Denn wenn man hier ohnehin baulich tätig werden müsste, warum nicht dann gleich richtig, also mit einem „plus“? So gehen die Ideen der Studierenden auch noch über die Genderneutralität und zusätzliche Nutzungsideen hinaus: Das Konzept „See and pee seen“ etwa verhandelt den Konflikt um Intimität in der Öffentlichkeit neu. An prominenter Stelle – nämlich dem stillgelegten Brunnen im Stadtgarten – könnte eine genderneutrale Toilette mit Urinaufbearbeitungsanlage zur Düngung des umgebenden Gartens auf einem Sockel installiert werden.
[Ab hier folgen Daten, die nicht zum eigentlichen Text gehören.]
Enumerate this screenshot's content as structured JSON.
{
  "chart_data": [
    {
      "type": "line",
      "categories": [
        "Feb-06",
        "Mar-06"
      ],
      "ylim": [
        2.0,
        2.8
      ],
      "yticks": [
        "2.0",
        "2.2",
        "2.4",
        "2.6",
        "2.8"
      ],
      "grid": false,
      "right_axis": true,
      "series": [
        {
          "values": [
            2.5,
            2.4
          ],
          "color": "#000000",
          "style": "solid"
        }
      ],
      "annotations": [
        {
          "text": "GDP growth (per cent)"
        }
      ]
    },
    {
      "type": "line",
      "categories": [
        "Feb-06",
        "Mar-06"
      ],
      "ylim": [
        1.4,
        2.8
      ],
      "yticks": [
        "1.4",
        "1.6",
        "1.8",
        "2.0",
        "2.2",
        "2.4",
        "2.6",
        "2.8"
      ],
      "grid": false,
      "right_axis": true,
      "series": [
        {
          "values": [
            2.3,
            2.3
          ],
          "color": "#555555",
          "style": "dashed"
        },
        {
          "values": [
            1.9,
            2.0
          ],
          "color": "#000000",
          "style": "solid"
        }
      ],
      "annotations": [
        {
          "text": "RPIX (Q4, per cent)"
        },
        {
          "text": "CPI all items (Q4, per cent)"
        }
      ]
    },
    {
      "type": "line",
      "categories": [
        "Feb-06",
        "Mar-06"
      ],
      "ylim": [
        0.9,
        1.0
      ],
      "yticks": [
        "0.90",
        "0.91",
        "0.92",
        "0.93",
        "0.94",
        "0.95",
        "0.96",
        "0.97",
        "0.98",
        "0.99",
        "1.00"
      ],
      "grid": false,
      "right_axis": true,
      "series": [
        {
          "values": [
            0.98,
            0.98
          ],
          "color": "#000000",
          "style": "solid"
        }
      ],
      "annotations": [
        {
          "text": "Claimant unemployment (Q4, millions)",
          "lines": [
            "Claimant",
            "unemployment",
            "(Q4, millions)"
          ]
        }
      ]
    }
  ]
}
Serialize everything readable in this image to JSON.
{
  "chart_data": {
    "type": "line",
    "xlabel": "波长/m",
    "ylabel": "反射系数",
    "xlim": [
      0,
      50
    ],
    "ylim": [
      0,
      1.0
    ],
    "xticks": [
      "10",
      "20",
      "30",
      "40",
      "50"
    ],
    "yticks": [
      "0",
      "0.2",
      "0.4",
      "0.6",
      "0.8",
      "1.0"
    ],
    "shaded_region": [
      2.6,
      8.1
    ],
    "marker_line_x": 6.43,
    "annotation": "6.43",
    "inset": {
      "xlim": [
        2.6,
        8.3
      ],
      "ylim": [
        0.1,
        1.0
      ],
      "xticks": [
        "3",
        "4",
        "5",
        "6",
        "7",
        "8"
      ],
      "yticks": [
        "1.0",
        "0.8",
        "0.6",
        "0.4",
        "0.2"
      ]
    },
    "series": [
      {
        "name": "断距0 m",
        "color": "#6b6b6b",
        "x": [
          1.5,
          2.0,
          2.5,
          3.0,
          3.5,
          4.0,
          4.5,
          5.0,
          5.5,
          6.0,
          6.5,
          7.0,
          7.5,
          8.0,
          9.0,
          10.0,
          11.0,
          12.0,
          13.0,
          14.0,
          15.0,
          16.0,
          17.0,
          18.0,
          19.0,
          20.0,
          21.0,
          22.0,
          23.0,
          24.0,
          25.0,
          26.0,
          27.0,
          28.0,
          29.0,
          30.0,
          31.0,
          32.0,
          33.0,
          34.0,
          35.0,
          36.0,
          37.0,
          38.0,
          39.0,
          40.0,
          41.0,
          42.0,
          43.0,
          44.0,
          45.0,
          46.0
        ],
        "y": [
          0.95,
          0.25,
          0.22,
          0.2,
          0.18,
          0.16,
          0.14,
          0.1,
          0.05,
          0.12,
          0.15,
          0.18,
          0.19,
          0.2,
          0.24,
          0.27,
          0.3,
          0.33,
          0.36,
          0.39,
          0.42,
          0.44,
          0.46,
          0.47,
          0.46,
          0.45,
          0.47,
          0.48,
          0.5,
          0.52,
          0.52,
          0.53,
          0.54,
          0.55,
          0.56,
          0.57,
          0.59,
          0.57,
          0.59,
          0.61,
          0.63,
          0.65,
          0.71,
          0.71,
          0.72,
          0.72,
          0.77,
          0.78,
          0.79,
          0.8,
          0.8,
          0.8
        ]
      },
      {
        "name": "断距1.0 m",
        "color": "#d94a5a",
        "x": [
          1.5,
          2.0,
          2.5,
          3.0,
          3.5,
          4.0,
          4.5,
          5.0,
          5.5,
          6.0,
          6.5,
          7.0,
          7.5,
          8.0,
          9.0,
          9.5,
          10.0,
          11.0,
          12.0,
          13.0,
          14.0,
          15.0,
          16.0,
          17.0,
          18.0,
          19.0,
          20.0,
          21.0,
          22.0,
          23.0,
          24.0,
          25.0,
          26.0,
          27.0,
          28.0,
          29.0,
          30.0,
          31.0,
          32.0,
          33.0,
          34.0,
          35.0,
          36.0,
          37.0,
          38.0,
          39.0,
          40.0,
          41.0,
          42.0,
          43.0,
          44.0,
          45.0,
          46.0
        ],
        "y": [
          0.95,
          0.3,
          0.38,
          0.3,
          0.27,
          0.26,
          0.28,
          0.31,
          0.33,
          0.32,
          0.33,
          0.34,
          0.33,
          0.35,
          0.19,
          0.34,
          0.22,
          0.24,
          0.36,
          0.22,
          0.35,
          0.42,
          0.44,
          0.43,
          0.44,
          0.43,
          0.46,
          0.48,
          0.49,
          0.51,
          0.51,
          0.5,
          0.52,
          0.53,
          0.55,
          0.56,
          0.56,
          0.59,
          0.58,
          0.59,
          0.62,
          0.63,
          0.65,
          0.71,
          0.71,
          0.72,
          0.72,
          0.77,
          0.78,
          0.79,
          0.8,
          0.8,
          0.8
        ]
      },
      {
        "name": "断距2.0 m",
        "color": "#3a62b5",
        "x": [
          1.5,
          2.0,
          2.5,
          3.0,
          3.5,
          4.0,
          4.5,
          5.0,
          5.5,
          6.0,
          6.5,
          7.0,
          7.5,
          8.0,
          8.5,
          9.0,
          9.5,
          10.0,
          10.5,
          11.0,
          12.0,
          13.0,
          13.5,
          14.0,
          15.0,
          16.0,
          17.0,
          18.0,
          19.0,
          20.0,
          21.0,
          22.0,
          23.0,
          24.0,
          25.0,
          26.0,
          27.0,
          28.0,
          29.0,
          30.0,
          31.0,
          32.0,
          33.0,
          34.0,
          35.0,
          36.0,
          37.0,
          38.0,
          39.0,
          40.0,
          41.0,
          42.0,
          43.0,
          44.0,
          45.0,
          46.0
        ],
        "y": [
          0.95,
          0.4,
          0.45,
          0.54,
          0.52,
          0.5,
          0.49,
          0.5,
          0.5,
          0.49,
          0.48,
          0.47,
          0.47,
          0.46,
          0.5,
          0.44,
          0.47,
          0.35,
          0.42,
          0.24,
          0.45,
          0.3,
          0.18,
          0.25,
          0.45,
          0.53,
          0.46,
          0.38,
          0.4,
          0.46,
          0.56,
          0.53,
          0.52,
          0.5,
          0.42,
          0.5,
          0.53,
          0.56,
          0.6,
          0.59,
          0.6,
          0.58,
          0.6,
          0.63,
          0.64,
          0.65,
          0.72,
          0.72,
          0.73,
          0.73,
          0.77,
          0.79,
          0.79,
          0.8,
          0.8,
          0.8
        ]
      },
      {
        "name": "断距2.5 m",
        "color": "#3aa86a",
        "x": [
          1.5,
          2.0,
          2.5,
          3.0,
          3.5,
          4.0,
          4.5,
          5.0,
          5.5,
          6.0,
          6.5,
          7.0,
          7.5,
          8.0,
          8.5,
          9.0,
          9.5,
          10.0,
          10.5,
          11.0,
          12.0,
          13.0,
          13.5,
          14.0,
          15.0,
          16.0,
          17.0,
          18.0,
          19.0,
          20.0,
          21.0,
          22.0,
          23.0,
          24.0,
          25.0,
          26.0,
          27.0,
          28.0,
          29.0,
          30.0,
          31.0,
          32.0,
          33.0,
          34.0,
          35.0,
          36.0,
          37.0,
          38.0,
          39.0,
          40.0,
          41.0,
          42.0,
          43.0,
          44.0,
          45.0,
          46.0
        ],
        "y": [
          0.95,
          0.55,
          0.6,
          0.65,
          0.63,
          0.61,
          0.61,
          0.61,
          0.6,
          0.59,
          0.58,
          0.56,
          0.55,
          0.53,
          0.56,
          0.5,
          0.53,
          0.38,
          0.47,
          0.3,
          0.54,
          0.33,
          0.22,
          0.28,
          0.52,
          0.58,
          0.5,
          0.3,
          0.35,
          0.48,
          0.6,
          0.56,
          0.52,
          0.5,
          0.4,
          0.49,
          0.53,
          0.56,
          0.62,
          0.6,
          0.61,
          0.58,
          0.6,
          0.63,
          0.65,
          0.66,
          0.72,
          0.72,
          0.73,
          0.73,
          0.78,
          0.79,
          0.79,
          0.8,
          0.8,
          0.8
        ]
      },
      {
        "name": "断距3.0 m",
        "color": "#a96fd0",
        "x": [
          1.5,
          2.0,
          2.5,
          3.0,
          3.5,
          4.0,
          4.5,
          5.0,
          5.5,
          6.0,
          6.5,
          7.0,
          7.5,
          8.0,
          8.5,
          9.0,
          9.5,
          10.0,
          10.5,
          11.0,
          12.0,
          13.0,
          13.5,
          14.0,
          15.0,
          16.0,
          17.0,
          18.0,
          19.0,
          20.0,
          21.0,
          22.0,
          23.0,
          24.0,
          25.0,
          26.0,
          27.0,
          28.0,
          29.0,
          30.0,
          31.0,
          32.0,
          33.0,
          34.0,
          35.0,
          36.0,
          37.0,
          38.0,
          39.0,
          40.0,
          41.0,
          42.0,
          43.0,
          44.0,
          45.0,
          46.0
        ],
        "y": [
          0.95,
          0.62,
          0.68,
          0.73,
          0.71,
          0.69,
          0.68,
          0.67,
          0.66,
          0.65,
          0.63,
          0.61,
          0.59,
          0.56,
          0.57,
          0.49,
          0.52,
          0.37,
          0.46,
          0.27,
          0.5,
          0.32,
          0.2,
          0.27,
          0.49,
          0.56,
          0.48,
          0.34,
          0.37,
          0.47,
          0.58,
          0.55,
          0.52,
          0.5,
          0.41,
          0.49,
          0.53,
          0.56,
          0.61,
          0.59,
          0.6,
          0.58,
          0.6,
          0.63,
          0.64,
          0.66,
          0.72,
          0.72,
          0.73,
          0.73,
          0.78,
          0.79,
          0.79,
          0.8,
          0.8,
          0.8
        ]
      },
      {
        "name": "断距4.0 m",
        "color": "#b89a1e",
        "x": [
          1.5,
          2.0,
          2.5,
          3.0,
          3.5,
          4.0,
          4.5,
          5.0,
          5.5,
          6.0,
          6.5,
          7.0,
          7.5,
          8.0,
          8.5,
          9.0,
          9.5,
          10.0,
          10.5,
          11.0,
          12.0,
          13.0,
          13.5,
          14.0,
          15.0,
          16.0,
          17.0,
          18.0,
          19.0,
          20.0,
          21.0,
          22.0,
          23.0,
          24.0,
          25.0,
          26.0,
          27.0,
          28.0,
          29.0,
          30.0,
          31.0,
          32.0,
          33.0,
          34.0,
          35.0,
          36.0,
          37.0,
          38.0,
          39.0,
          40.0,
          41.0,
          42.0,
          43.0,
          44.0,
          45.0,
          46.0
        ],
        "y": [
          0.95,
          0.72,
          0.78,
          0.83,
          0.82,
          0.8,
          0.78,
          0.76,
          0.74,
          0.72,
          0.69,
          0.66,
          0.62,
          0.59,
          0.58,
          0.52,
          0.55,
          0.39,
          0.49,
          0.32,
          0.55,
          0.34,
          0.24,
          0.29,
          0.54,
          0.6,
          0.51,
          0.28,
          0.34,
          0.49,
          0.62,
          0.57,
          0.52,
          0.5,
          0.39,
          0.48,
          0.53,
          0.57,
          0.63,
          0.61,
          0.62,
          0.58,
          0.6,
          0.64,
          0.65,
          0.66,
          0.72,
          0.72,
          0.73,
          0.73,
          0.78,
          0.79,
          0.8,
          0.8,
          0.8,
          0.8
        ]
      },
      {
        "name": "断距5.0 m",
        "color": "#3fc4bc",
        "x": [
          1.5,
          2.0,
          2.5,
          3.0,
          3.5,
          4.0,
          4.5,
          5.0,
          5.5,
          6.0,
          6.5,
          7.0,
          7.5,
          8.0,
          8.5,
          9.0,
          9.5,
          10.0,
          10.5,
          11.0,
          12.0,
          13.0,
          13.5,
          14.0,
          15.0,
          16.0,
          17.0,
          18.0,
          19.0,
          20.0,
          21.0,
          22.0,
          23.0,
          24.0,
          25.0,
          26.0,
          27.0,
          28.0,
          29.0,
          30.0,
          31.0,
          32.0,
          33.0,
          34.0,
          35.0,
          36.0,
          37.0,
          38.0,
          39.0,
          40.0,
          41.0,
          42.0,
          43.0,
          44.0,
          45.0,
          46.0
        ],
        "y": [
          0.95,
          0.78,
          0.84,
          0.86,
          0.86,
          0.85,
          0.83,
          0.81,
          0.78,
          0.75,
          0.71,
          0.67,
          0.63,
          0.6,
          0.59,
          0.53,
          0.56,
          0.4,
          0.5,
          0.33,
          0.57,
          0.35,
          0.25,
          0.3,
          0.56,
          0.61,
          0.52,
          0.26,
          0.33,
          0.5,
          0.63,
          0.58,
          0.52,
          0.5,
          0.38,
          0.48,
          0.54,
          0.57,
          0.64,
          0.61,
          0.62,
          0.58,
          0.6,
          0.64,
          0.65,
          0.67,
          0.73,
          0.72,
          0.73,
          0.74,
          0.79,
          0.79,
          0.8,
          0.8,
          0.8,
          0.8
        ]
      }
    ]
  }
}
Ein Wunsch von vielen Seiten

"Für das angebotene Seminar gab es großes Interesse von den Studierenden. Ehrlichgesagt kam das Thema ursprünglich gar nicht von der Architekturfakultät, sondern wurde von außen an uns herangetragen", erklärt Kyra Bullert bei der Ausstellungseröffnung. Das „Bedürfnis“ das Thema „genderneutrale Toiletten“ intern aufzugreifen, kam bereits ein Jahr zuvor in mehreren Ecken der Universität auf: Einer der Auslöser war beispielsweise das Institut für Maschinelle Sprachverarbeitung, in Person von Prof. Sabine Schulte im Walde. In deren Gebäude – das nur institutsintern genutzt wird – entstand der Wunsch nach genderneutralen Toiletten. Daraufhin machte sich Schulte im Walde kundig, was für diese Umwidmung der Räume zu tun sei und landete schließlich in der Stabsstelle für Inklusive Universitätskultur. Hier rannte man mit der Anfrage offene Türen ein. Gemeinsam mit Dezernat 8 , Dezernat 6, dem Prorektorat für Diversity und Internationales, dem Inklusionsbeauftragten wie auch der Schwerbehindertenvertretung und stuvus wurde und wird an diesem Thema gearbeitet. So wurde das Seminar von Dozentin Kyra Bullert und Alba Balmaseda finanziell mit dem Diversity-Fonds 2023 der Universität Stuttgart unterstützt.